Press Report : JLR denies that Castle Bromwich plant will be axed

John Cranage, Birmingham Post, 24th September, 2009

Speculation that Jaguar Land Rover’s Castle Bromwich assembly plant in Birmingham faces the axe under a fresh wave of cost cuts was played down by the company last night. The Indian-owned luxury carmaker is believed to be drawing up drastic plans to cut losses in the wake of a meltdown in sales caused by the recession and the 18-month-long credit crunch.

It is thought these will be outlined to members of the Joint Negotiating Committees covering all six JLR sites – Castle Bromwich and Solihull’s Lode Lane, Halewood on Merseyside and the Gaydon and Whitely engineering centres – by chief executive David Smith at a meeting on Thursday.

The theory that JLR’s owner, Tata Motors, believes that maintaining three car assembly plants is no longer feasible in the prevailing economic climate has been gaining ground within the automotive industry for some time.

Halewood will be left with just the Land Rover Freelander once production of the Jaguar X Type ends later this year and that was thought to have made it the most vulnerable to closure, even though it is earmarked the build the new low carbon ‘baby” Range Rover codenamed LRX. However, offsetting that, is the fact that Halewood, the former home of the high volume Ford Escort, is highly rated for its flexibility, efficiency and quality.

One industry insider told the Birmingham Post yesterday it was likely the West Midlands was now the focus of JLR’s cost cutting programme. ‘I suspect there will be only one plant left in the West Midlands and that is likely to be Lode Lane because it is where the whole Land Rover story started and would be very difficult to shut.

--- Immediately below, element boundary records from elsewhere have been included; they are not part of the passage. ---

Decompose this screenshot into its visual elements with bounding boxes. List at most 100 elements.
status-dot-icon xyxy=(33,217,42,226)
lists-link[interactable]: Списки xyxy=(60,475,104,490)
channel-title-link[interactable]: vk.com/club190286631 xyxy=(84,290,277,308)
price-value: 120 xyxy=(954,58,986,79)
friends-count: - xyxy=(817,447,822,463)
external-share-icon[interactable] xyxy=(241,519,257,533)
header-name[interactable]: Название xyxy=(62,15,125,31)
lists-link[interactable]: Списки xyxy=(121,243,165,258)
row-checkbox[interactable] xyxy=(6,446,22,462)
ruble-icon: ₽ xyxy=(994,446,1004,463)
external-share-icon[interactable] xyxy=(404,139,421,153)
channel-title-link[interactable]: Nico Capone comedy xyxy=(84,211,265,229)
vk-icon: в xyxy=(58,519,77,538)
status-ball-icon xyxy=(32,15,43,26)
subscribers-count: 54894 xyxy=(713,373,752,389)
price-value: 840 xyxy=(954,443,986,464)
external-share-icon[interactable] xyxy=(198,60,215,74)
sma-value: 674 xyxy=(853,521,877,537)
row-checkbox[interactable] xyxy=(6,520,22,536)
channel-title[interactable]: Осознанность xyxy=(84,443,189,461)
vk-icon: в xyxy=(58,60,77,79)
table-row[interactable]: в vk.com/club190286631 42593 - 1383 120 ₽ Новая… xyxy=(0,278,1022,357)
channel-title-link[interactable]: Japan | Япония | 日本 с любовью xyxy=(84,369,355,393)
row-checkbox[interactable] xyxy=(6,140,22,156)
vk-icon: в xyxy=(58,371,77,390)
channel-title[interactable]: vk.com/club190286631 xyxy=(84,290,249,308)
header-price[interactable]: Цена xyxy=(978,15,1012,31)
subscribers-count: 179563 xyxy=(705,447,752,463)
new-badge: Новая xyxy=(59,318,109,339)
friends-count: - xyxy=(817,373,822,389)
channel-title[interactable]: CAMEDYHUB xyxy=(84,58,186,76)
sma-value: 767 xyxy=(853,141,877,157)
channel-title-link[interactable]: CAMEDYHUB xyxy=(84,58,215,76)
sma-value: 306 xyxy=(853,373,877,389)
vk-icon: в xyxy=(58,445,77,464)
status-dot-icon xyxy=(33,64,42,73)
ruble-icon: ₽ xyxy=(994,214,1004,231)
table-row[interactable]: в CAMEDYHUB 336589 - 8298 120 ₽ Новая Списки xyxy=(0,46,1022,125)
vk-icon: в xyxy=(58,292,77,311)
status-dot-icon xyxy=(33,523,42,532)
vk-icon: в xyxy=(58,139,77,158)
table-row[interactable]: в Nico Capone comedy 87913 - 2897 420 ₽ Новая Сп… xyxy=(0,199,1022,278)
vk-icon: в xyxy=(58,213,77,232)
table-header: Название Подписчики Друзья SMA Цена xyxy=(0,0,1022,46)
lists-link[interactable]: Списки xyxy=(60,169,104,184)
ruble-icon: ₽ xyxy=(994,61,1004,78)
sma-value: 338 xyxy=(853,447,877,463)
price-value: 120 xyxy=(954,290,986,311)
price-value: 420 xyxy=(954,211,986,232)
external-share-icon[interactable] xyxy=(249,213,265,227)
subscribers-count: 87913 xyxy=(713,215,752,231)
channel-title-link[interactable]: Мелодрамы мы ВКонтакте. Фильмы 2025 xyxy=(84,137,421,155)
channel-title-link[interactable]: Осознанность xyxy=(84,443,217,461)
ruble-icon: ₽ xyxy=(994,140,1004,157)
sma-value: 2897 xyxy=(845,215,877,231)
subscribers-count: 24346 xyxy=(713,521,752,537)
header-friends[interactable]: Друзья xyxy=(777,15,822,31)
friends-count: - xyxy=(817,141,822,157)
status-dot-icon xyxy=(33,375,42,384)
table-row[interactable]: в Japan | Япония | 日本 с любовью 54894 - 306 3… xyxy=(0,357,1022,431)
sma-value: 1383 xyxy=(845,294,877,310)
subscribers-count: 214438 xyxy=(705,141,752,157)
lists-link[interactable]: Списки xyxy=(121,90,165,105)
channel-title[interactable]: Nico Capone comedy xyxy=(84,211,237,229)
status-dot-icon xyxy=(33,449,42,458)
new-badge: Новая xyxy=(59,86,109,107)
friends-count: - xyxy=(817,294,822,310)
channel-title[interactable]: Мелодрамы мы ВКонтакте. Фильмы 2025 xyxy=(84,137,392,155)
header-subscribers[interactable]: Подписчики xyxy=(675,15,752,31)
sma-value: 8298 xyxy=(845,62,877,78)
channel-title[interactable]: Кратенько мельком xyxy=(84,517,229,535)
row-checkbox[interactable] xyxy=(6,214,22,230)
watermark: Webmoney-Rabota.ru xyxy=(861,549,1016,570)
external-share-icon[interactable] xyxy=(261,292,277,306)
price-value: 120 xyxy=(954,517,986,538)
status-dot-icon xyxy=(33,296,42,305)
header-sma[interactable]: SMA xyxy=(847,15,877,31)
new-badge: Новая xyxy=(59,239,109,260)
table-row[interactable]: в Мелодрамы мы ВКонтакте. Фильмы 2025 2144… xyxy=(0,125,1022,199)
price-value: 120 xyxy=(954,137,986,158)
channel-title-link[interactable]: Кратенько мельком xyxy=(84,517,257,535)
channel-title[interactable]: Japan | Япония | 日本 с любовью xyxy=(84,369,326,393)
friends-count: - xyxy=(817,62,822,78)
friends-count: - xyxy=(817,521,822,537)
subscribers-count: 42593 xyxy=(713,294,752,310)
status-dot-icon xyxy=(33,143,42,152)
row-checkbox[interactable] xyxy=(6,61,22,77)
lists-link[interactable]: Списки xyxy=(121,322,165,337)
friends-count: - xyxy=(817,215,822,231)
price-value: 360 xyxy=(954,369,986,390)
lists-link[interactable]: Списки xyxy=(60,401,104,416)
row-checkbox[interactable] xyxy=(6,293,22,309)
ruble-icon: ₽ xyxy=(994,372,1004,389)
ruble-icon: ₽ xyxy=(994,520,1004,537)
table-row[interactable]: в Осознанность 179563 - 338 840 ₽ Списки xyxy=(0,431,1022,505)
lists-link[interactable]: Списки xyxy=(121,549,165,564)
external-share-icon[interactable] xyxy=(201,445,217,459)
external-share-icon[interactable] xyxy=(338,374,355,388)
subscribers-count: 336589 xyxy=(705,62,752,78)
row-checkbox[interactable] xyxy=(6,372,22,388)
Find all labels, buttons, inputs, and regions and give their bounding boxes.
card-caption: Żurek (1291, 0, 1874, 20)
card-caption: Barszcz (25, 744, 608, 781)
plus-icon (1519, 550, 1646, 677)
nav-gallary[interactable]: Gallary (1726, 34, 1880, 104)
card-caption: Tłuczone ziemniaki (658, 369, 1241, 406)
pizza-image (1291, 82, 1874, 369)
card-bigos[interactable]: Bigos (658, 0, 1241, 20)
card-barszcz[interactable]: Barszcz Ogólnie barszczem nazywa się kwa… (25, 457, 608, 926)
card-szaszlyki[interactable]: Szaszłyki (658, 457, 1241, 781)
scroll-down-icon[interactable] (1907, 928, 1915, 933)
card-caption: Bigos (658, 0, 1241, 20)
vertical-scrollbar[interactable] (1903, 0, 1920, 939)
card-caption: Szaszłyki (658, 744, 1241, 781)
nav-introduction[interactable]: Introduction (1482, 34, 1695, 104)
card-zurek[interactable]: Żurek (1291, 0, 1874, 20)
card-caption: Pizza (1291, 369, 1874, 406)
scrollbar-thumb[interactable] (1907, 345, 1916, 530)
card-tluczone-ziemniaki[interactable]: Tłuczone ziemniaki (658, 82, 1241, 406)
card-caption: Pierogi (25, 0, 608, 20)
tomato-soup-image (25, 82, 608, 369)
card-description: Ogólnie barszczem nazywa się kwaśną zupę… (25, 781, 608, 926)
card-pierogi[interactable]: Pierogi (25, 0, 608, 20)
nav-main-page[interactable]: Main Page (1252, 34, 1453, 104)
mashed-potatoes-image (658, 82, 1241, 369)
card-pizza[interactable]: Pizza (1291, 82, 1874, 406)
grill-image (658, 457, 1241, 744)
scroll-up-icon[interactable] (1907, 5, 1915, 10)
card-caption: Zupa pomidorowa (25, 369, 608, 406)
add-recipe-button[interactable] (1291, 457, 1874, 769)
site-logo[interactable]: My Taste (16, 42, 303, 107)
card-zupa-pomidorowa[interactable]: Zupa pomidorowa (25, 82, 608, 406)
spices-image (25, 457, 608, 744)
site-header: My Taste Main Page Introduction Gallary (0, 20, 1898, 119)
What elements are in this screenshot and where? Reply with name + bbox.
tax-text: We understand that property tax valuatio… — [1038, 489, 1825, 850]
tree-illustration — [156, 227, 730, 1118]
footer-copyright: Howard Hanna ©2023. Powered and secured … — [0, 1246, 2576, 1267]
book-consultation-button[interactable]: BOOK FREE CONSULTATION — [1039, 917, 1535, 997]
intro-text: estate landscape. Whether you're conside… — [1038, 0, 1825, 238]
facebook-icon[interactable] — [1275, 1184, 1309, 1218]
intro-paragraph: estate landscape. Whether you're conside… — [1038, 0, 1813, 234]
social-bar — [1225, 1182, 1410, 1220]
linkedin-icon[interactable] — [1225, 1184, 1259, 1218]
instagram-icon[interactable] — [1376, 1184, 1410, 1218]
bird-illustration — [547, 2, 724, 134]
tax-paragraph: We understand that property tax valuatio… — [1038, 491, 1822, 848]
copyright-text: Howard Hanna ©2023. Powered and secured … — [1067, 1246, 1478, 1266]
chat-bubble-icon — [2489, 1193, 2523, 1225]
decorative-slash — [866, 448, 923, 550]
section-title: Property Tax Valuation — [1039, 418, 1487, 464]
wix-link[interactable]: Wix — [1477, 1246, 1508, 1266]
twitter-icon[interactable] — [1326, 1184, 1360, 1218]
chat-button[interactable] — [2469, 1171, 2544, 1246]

The implication is that the most vulnerable plant is Castle Bromwich,” the source, who asked not to be named, said.

I suspect there will be only one plant left in the West Midlands and that is likely to be Lode Lane because it is where the whole Land Rover story started and would be very difficult to shut. The implication is that the most vulnerable plant is Castle Bromwich,” An unnamed Automotive Industry insider

A spokesman for JLR said last night said talk of closing the plant, which was built in the late 1930s to build Spitfire fighters, was ‘wide of the mark”. He went on describe today’s meeting of the Joint Negotiating Committees as ‘routine” and said there would be no announcement of a plant closure or job losses.

JLR’s model investment programme is also expected to progress as planned and compulsory redundancies seem to have been ruled out. Tata recently brought in KPMG and Roland Berger Strategy Consultants to advise JLR on how to cut costs, boost cash flows and return to profit.

The twin companies, the only mainstream carmakers left in the West Midlands, slumped to a multi-million pound loss in 2008 from a profit of £660.5 million the year before, a deterioration of nearly £1 billion. Tata Motors blamed falling sales at its prestigious marques for its own £41 million last year.

The group, which eventually raised fresh capital on the international credit markets after failing to win a commercial loan, or even a loan guarantee, from the UK Government, faces paying down debts of £4.35 billion, most of it incurred when it bought Jaguar and Land Rover from Ford last year.

The recession has already cost some 2,000 jobs at JLR as well as cuts in output but normal working has recently been restored at both Castle Bromwich, which is now building the new XJ, Jaguar’s flagship model, and at Lode Lane where updated 2010 versions of the Range Rover and Discovery are coming on stream.